Ellmann writes of Sergeant Major Powell, "He had served many
years in the army, took part in the Crimean War and was in the
Aldershot Rifles in Australia. On retiring from the service he
commuted his pension and bought a farm in Cork. He drank this
up, came to Dublin and married a woman with property. She bore
him four daughters and a son, then tired of his bullying ways
and lived separately from him. Joyce has greatly softened
Powell's character" (46n).
In Calypso Bloom remembers his father-in-law in a
generally admiring way as a self-made man who was smart with
money: "Hard as nails at a bargain, old Tweedy. Yes,
sir. At Plevna that was.
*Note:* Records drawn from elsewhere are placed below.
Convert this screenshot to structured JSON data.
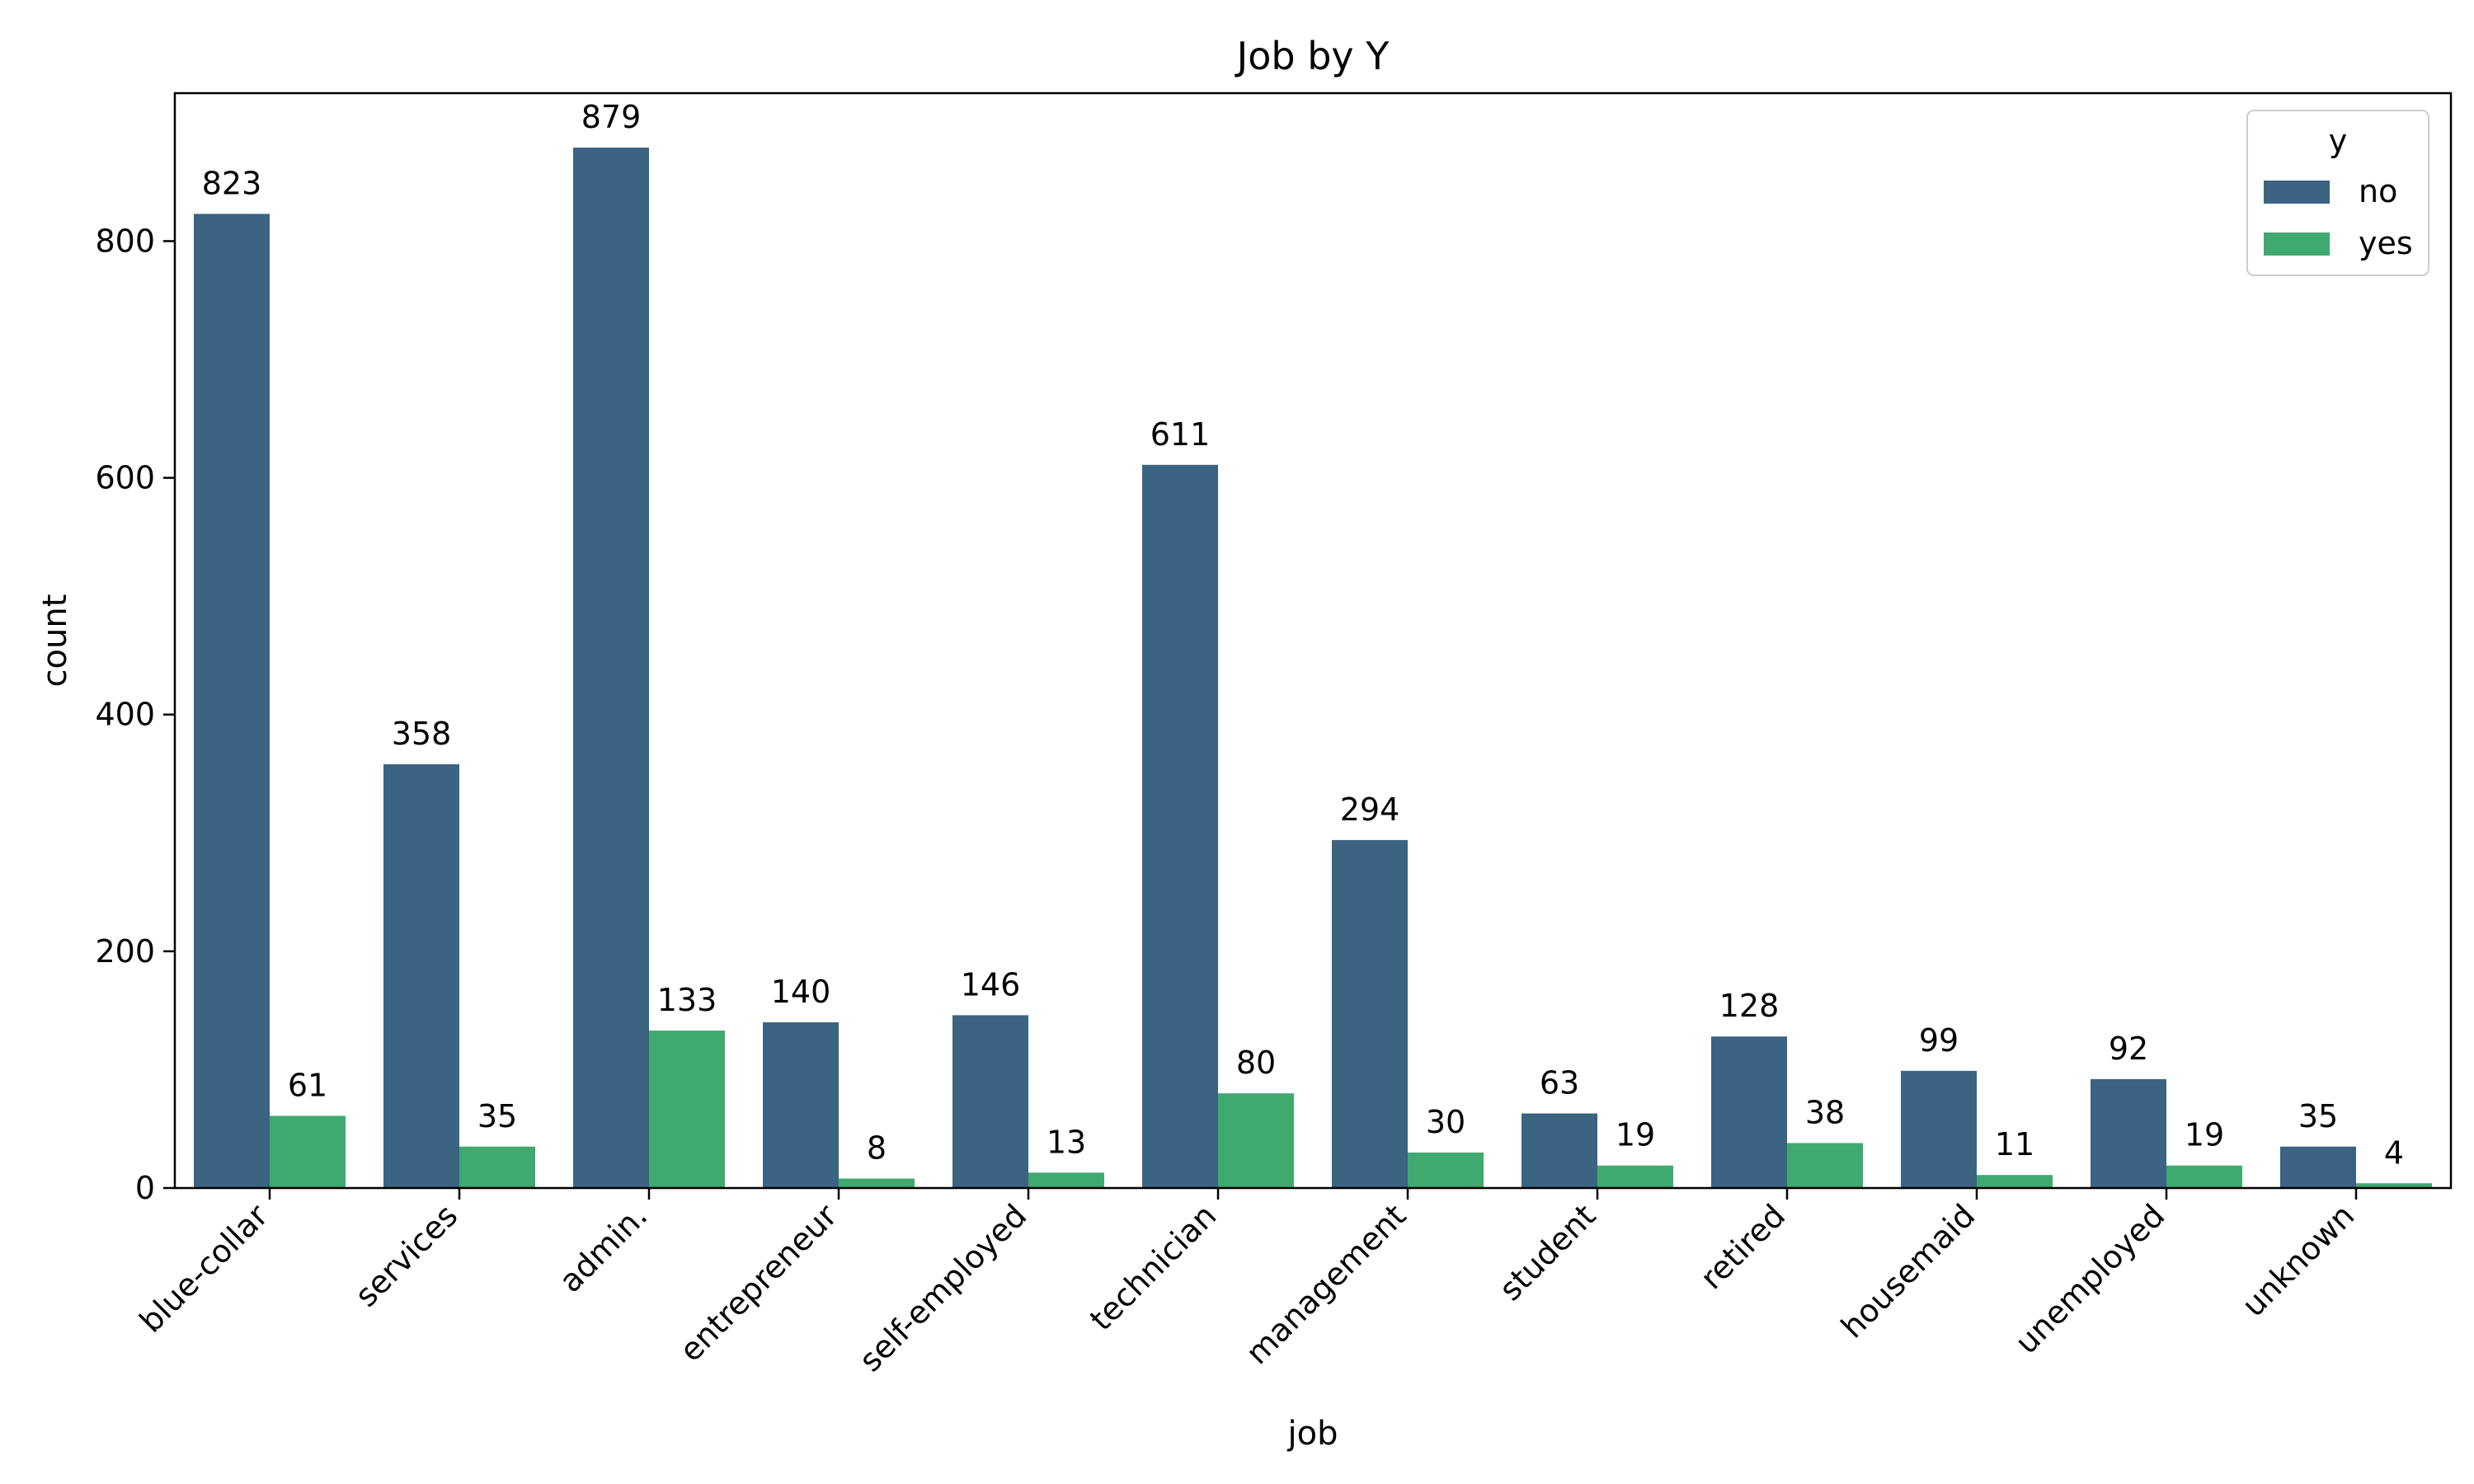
{
  "chart_data": {
    "type": "bar",
    "title": "Job by Y",
    "xlabel": "job",
    "ylabel": "count",
    "ylim": [
      0,
      925
    ],
    "yticks": [
      0,
      200,
      400,
      600,
      800
    ],
    "categories": [
      "blue-collar",
      "services",
      "admin.",
      "entrepreneur",
      "self-employed",
      "technician",
      "management",
      "student",
      "retired",
      "housemaid",
      "unemployed",
      "unknown"
    ],
    "series": [
      {
        "name": "no",
        "color": "#3b6382",
        "values": [
          823,
          358,
          879,
          140,
          146,
          611,
          294,
          63,
          128,
          99,
          92,
          35
        ]
      },
      {
        "name": "yes",
        "color": "#3fa96f",
        "values": [
          61,
          35,
          133,
          8,
          13,
          80,
          30,
          19,
          38,
          11,
          19,
          4
        ]
      }
    ],
    "legend": {
      "title": "y",
      "position": "top-right"
    },
    "grid": false
  }
}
I rose from the ranks, sir, and I'm
proud of it." Gifford notes that Tweedy could not
have been at Plevna, a battle fought in Bulgaria in 1877
during the Russo-Turkish War, but apparently read about it
avidly in a book that now sits on Bloom's bookshelves, Sir
Henry Montague Hozier's History of the Russo-Turkish War.
In Ithaca Bloom has trouble recalling the name of
this "decisive battle" so "frequently
remembered by a decisive officer," even though he
has remembered it readily in Calypso. He resolves
to use his "mnemotechnic" to recover the name, as he has done
once before. His memory of Tweedy as a "decisive" man coheres
with his admiration of his father-in-law's money skills.
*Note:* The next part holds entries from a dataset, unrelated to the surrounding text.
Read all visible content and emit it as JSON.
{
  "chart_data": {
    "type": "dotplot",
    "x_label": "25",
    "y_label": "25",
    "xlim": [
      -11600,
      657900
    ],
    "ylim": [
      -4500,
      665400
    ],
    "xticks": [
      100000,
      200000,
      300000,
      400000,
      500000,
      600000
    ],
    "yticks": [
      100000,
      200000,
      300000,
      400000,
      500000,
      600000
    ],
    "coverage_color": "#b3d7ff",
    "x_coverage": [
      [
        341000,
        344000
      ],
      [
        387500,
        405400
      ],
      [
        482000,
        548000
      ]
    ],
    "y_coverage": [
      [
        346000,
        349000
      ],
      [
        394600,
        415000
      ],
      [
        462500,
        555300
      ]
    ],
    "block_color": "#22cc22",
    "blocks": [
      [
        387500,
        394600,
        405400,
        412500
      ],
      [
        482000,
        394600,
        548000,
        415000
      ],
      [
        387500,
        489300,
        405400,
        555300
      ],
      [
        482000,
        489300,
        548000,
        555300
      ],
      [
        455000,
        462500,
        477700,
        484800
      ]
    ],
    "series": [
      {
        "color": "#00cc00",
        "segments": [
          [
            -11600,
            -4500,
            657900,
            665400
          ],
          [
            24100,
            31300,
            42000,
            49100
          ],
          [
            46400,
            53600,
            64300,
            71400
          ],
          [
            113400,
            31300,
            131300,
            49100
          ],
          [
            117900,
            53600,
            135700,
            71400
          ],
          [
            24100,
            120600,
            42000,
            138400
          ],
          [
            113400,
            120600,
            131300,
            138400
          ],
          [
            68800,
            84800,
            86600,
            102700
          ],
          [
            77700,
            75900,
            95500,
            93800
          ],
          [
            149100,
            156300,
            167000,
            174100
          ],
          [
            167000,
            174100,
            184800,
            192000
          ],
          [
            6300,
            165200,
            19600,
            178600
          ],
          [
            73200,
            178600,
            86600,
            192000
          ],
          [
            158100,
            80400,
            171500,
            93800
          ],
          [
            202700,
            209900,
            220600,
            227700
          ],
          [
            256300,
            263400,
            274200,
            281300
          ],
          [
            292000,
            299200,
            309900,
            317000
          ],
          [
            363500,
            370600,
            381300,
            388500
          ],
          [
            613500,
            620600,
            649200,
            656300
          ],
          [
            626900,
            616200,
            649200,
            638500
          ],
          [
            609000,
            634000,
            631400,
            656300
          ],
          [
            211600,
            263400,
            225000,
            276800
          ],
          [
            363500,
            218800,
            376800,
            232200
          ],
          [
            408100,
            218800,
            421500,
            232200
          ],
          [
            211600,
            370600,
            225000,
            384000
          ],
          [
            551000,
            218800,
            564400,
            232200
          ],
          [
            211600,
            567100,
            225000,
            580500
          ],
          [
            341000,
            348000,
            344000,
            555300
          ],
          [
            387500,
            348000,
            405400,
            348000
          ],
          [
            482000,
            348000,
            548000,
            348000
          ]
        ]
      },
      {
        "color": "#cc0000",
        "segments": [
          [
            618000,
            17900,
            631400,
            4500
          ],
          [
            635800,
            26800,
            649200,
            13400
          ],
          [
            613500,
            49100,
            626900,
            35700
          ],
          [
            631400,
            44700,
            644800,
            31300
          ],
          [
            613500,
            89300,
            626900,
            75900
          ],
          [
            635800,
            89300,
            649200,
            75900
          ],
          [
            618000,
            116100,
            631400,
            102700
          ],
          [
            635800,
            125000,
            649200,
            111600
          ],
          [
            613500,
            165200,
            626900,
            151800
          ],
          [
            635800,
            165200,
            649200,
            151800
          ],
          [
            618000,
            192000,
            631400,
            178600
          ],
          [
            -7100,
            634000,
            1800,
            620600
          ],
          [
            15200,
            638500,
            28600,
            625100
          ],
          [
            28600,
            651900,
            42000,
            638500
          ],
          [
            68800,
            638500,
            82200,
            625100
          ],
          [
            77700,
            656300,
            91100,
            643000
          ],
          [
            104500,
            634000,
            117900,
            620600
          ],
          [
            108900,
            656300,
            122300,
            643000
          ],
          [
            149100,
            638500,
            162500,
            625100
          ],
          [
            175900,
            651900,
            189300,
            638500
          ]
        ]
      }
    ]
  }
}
In Circe Tweedy rises still higher in the ranks when
Bloom describes him as "Majorgeneral Brian Tweedy, one of
Britain's fighting men who helped to win our battles."
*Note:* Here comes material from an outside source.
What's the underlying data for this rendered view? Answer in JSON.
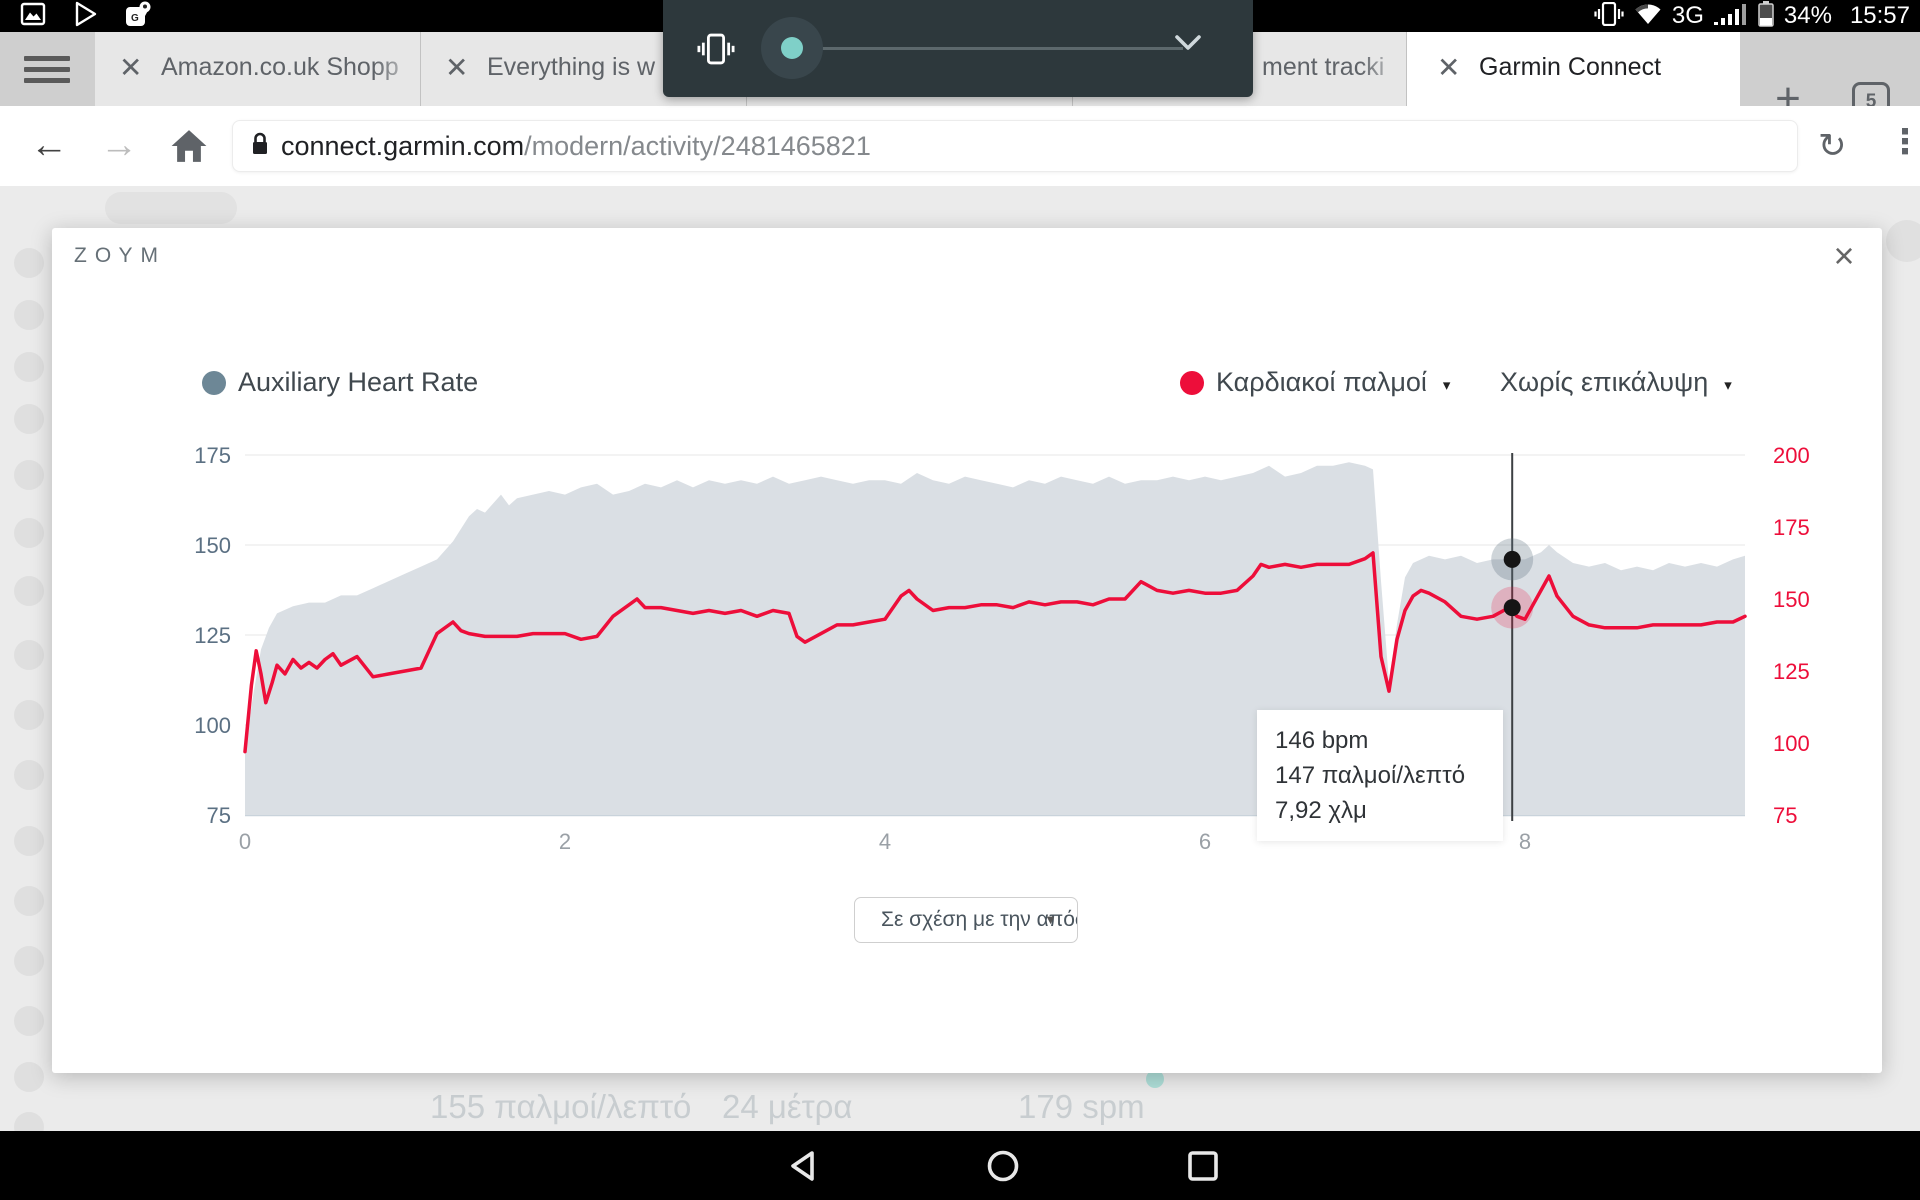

Gifford suggests that Bloom is thinking of "another Tweedie,
Maj. Gen. Willis Tweedie (b. 1836). The real-life Tweedie had
a considerable reputation as an army commander in India." It
would have been highly unusual in the 19th century for an
enlisted man to rise through the ranks to become any kind of
commissioned officer, much less a general: gentlemen and
noblemen typically began at the rank of lieutenant, while
commoners seldom rose above the rank of sergeant. It seems
quite likely that Tweedy, like Powell, was never a
commissioned officer. In Penelope Molly remembers
how she read a love letter from Lieutenant Mulvey "while
father was up at the drill instructing." This
implies that Tweedy was a drill sergeant, not a major or a
major general.
Sergeant-majors are usually warrant officers, distinct from
higher-ranking commissioned officers on the one hand and
lower-ranking enlisted men and non-commissioned officers on
the other. They occupy an important and honorific position in
the British and many other armies. The fine distinction
between warrant officers and commissioned officers, and the
confusing use of the term "major" to name officers separated
by great distances in the hierarchy (sergeant-major, major, major general), might have
given a retired officer like Powell the ability to imply a
more exalted military status than he in fact could claim, by
exploiting civilian incomprehension. Nevertheless, any
enlisted man who "rose from the ranks" to
achieve the exalted rank of sergeant-major might have been
justly proud of his accomplishment.
A little later in Calypso, as Bloom imagines
himself wandering through the exotic streets of a Middle
Eastern city, he places a version of his father-in-law in the
scene: "come to a city gate, sentry there, old ranker
too, old Tweedy's big moustaches, leaning on a long
kind of a spear." This old man too has risen through the
ranks. Apparently the places that Tweedy has seen in his days
of army service give him an exotic air in Bloom's mind.